Ce que je pense est que la RDC doit cesser de pleurer chaque jour pour dire que le M23 est une fabrication militaire du Rwanda pour déstabiliser la RDC. Tout le monde le sait, y compris les Nations unies. Le Rwanda le sait aussi, même s’il ne peut jamais le déclarer tout haut. C’est politiquement et diplomatiquement inacceptable. Ce pays a des objectifs à court, moyen et long termes précis et connus. Dans le court et moyen termes, il veut tirer profit des richesses minières de notre pays. A long terme, le Rwanda veut étendre son territoire sur une partie de terres congolaises estimant que les frontières congolo-rwandaises avaient été mal tracées et qu’il faut les repousser. Un ministre rwandais n’avait pas manqué de dévoiler ces intentions lors d’une interview accordée à l’une de chaines internationales très suivies en Afrique.

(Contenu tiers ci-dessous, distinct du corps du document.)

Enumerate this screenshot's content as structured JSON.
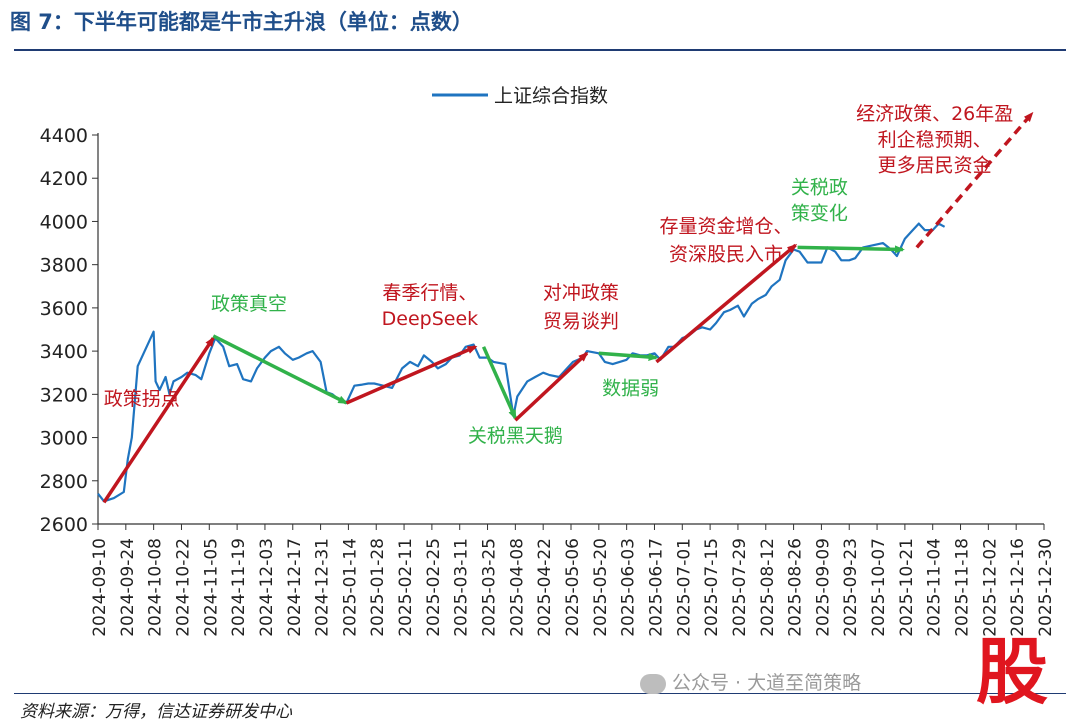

Par ailleurs, la thèse d’éclatement du pays a déjà été soutenue par certains professionnels politiques occidentaux au cours des années 90 pendant que l’espace territorial de la RDC était divisé en quatre et contrôlé, d’une part, par des rébellions, et d’autre part, par le gouvernement légal. Cette idée a disparu au cours des années 2000 lorsque la RDC s’est réunifiée et a retrouvé la paix dans la quasi-totalité de son territoire. Elle est revenue à la surface depuis quelques temps à la suite de l’insécurité permanente dans plusieurs localités de l’Est du pays, particulièrement au Nord Kivu et en Ituri. Ce qu’il faut faire pour contrer ce type de plan machiavélique, c’est de travailler sur la construction d’une armée capable d’imposer la paix et la sécurité dans l’ensemble du territoire national et de dissuader les pays voisins de nous attaquer. Napoléon Bonaparte disait que la paix doit être glorieuse. De ce fait, une paix offerte est un mot vide de sens. Il ne faut donc pas compter sur l’appui de la communauté régionale et internationale pour sécuriser le territoire national. Aucune armée étrangère ne viendra se battre à la place des Congolais. C’est bien de précipiter le départ de la Monusco. Mais, c’est mieux de s’assurer qu’après son départ, l’armée congolaise sera en mesure de mettre fin à la multitude de mouvements armés qui opèrent dans le territoire national depuis une vingtaine d’années et de faire face aux agressions des armées étrangères sous toutes leurs formes. Sinon, ce serait faire le lit d’une insécurité quasi-permanente à l’Est du pays et réveiller les esprits de partisans de la balkanisation du pays.